The data corpus in the period of 2015–2019 shows frequent use of the word “knowledge,” partially replacing the word “information” in some circumstances. The Fig. 2 shows the term frequency of the word “library,” “information,” and “knowledge” over the years in the datasets. The word “information” and “knowledge” have experienced an evident growth, whereas the word “library” has been gradually less used.The findings in the figure consistent well with the assumption concluded in the topic analysis regarding library science and the use of the word knowledge.

Fig. 2
figure 2

Term frequency

Limitations

The topic clusters are sensitive to the amount of data being analyzed. A journal rarely features complete coverage of research areas in LIS. Instead, most journals are, to some extent, biased towards a certain domain. The different number of articles in each journal caused a cluster heterogeneity issue in LDA when all the documents were joined into one corpus. With a larger volume of texts, some topics may generate multiple small clusters that would otherwise be assigned to a single category by manual interpretation. This issue is especially noticeable in the period 2011–2015, where topics about bibliometrics formed more sub-clusters.

To ensure that the research trends and the most prevalent topics in each period could be sensitively detected, this study applied a journal selection method based on all available JCRs of LIS. This limited the study period to 1996–2019. The exclusion of the period before 1996 is due to the lack of a consistent journal selection criteria, leading to a gap period that is worthy of further investigation.

Conclusion

This study used an improved method of journal selection to investigate the evolution of research topics in LIS based on LDA modeling. The analysis was divided into five periods covering the years from 1996 to 2019. A dynamic journal list with the most influential journals of each period was generated. In total,14,053 journal articles were included in the analysis, and their titles, abstracts, and keywords were used as the text corpus for LDA to identify underlying topics. For each period, the top 10 topics and their keywords were identified for further analysis.

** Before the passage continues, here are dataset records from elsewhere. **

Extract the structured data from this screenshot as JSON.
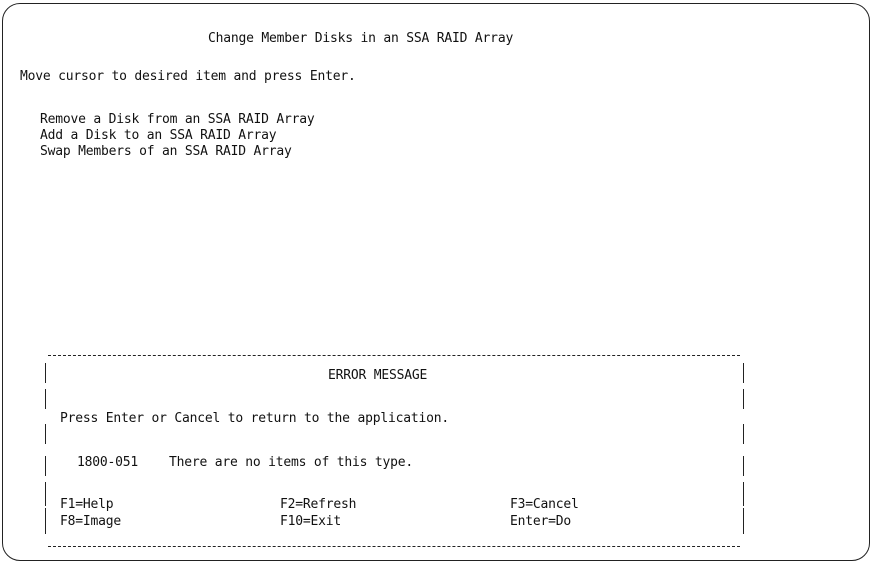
{
  "screen": {
    "title": "Change Member Disks in an SSA RAID Array",
    "instruction": "Move cursor to desired item and press Enter.",
    "menu_items": [
      "Remove a Disk from an SSA RAID Array",
      "Add a Disk to an SSA RAID Array",
      "Swap Members of an SSA RAID Array"
    ]
  },
  "dialog": {
    "title": "ERROR MESSAGE",
    "message": "Press Enter or Cancel to return to the application.",
    "error_code": "1800-051",
    "error_text": "There are no items of this type.",
    "function_keys": [
      "F1=Help",
      "F2=Refresh",
      "F3=Cancel",
      "F8=Image",
      "F10=Exit",
      "Enter=Do"
    ]
  }
}
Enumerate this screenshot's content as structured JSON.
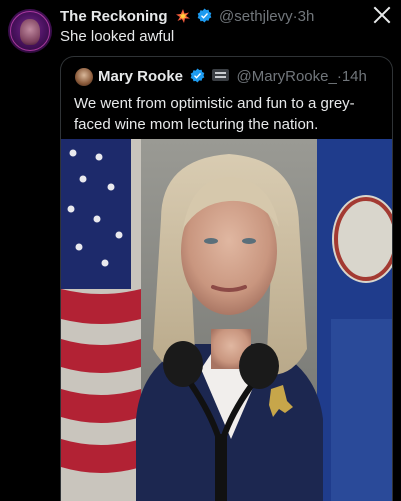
{
  "tweet": {
    "author_name": "The Reckoning",
    "author_handle": "@sethjlevy",
    "separator": "·",
    "time": "3h",
    "text": "She looked awful"
  },
  "quote": {
    "author_name": "Mary Rooke",
    "author_handle": "@MaryRooke_",
    "separator": "·",
    "time": "14h",
    "text": "We went from optimistic and fun to a grey-faced wine mom lecturing the nation."
  },
  "icons": {
    "close": "close-icon",
    "verified": "verified-badge-icon",
    "emoji": "collision-emoji-icon",
    "affiliate_badge": "affiliate-badge-icon"
  },
  "colors": {
    "background": "#000000",
    "text": "#e7e9ea",
    "muted": "#71767b",
    "verified": "#1d9bf0",
    "border": "#2f3336"
  }
}
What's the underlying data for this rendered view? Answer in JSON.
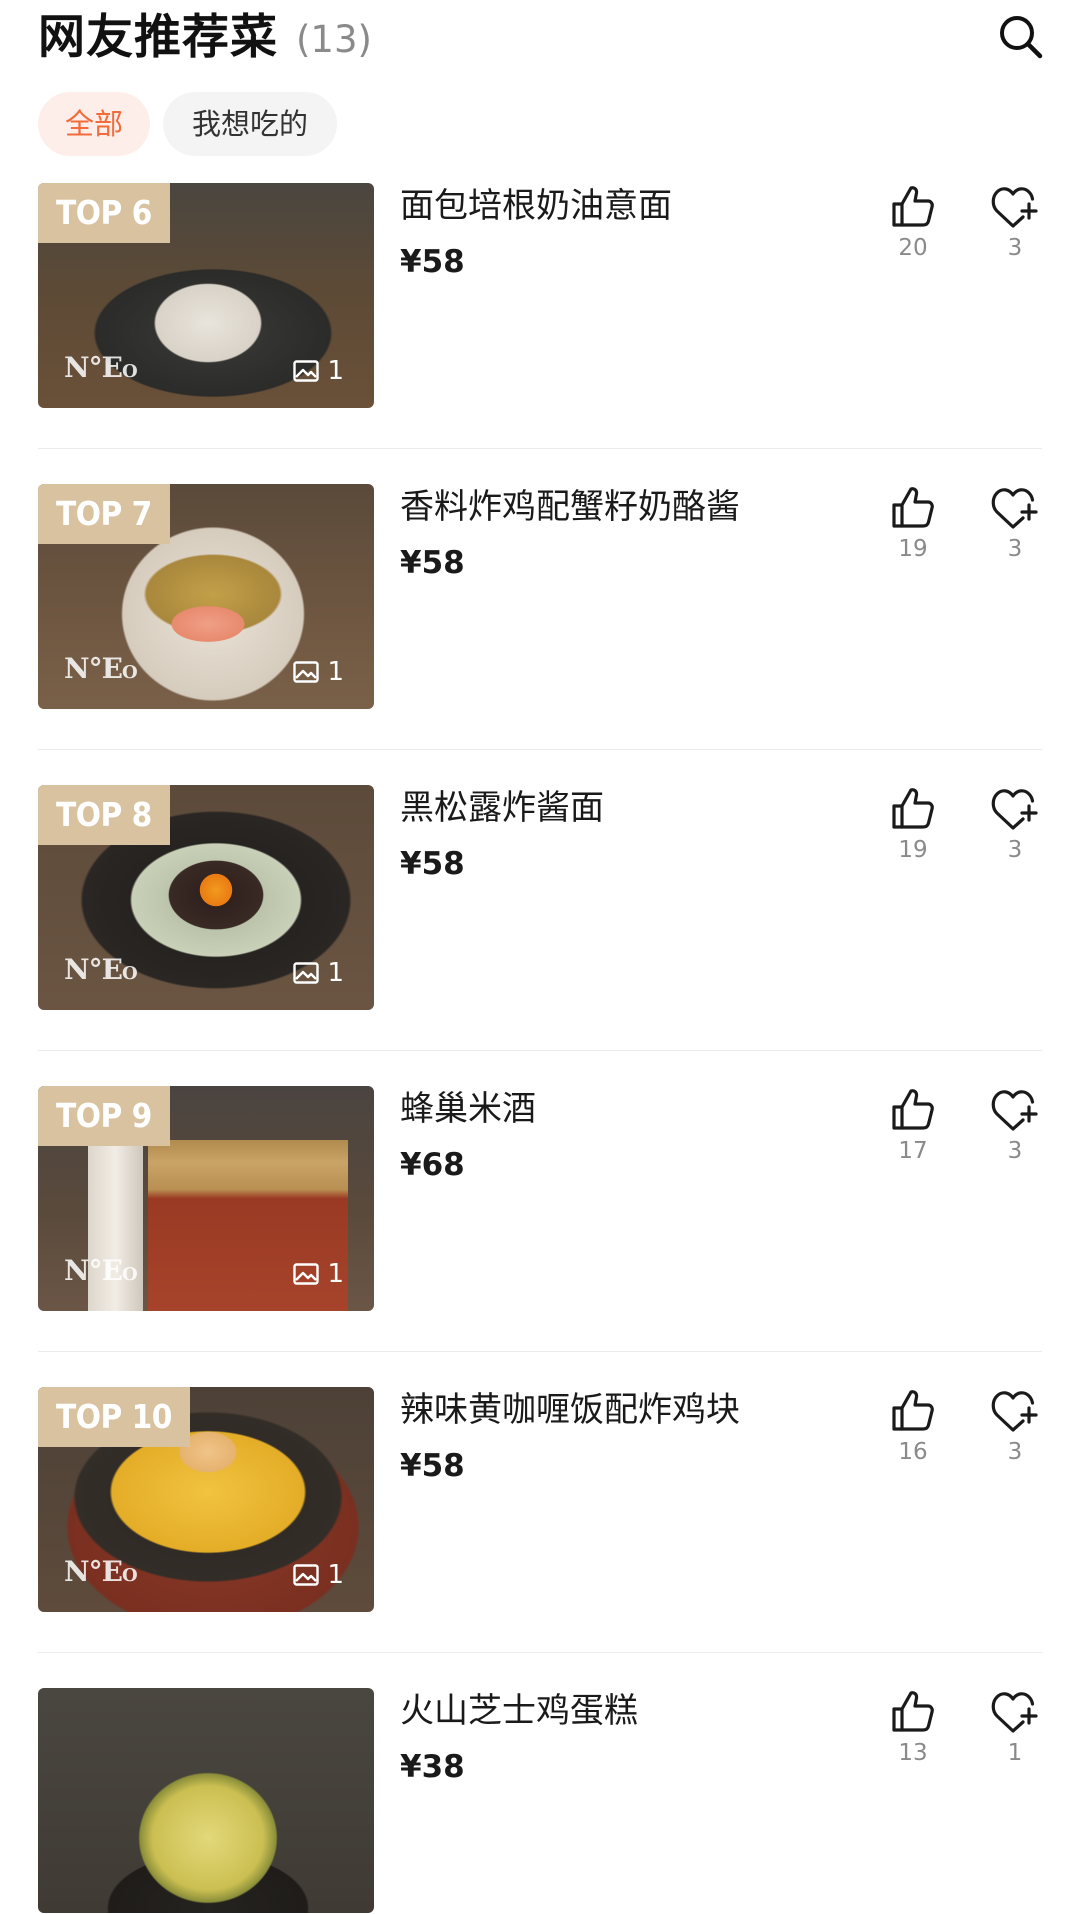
{
  "header": {
    "title": "网友推荐菜",
    "count": "(13)"
  },
  "filters": [
    {
      "label": "全部",
      "active": true
    },
    {
      "label": "我想吃的",
      "active": false
    }
  ],
  "dishes": [
    {
      "rank": "TOP 6",
      "name": "面包培根奶油意面",
      "price": "¥58",
      "likes": "20",
      "favorites": "3",
      "photos": "1"
    },
    {
      "rank": "TOP 7",
      "name": "香料炸鸡配蟹籽奶酪酱",
      "price": "¥58",
      "likes": "19",
      "favorites": "3",
      "photos": "1"
    },
    {
      "rank": "TOP 8",
      "name": "黑松露炸酱面",
      "price": "¥58",
      "likes": "19",
      "favorites": "3",
      "photos": "1"
    },
    {
      "rank": "TOP 9",
      "name": "蜂巢米酒",
      "price": "¥68",
      "likes": "17",
      "favorites": "3",
      "photos": "1"
    },
    {
      "rank": "TOP 10",
      "name": "辣味黄咖喱饭配炸鸡块",
      "price": "¥58",
      "likes": "16",
      "favorites": "3",
      "photos": "1"
    },
    {
      "rank": "",
      "name": "火山芝士鸡蛋糕",
      "price": "¥38",
      "likes": "13",
      "favorites": "1",
      "photos": ""
    }
  ],
  "icons": {
    "search": "search-icon",
    "like": "thumbs-up-icon",
    "favorite": "heart-plus-icon",
    "photo": "image-icon"
  },
  "colors": {
    "accent": "#f26b3a",
    "accent_bg": "#fdeeea",
    "rank_badge": "#d8c2a0",
    "muted_text": "#8a8a8a"
  }
}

This diachronic analysis shows that library science is gradually losing its dominance within LIS. One of the most remarkable indicators is the decrease in clusters related to library issues. In information science, information retrieval has consistently been the dominant domain, with its interests gradually shifting towards model- or algorithm-based text processing. Information seeking and behavior is also a stable field which tends to disperse among various topics rather than be identified as a distinct topic. Information systems and organizational activities have been discussed continuously and have developed a close relationship with e-commerce. The short-lived topics (those that appear in only one period) evidence a shift in technological context from the Internet and networks to social media and mobile applications. Bibliometrics has proven to be a stable area in LIS. Some topics, including citation analysis, scientific collaboration, and research performance, repeatedly occur across periods, and in rare cases, new topics emerged.

This study presents front research topics in LIS for the period 1996–2019. By combining a unique journal selection method and LDA topic modeling, the research contributes to a new perspective on observing the evolution of the domain. This study exhibits a diversity of research topics in LIS and reveals some research diachronic trends. In future work, the research topics in LIS journals before 1996 may still be worth to be explored using LDA. Furthermore, the structure and development of interdisciplinarity could be further examined by analyzing topic distribution in documents. From a holistic view, the author argues for further classification of research topics and the establishment of a systematic topic frame, for example, distinguishing topics by different attributes like method, research context, content, and user group.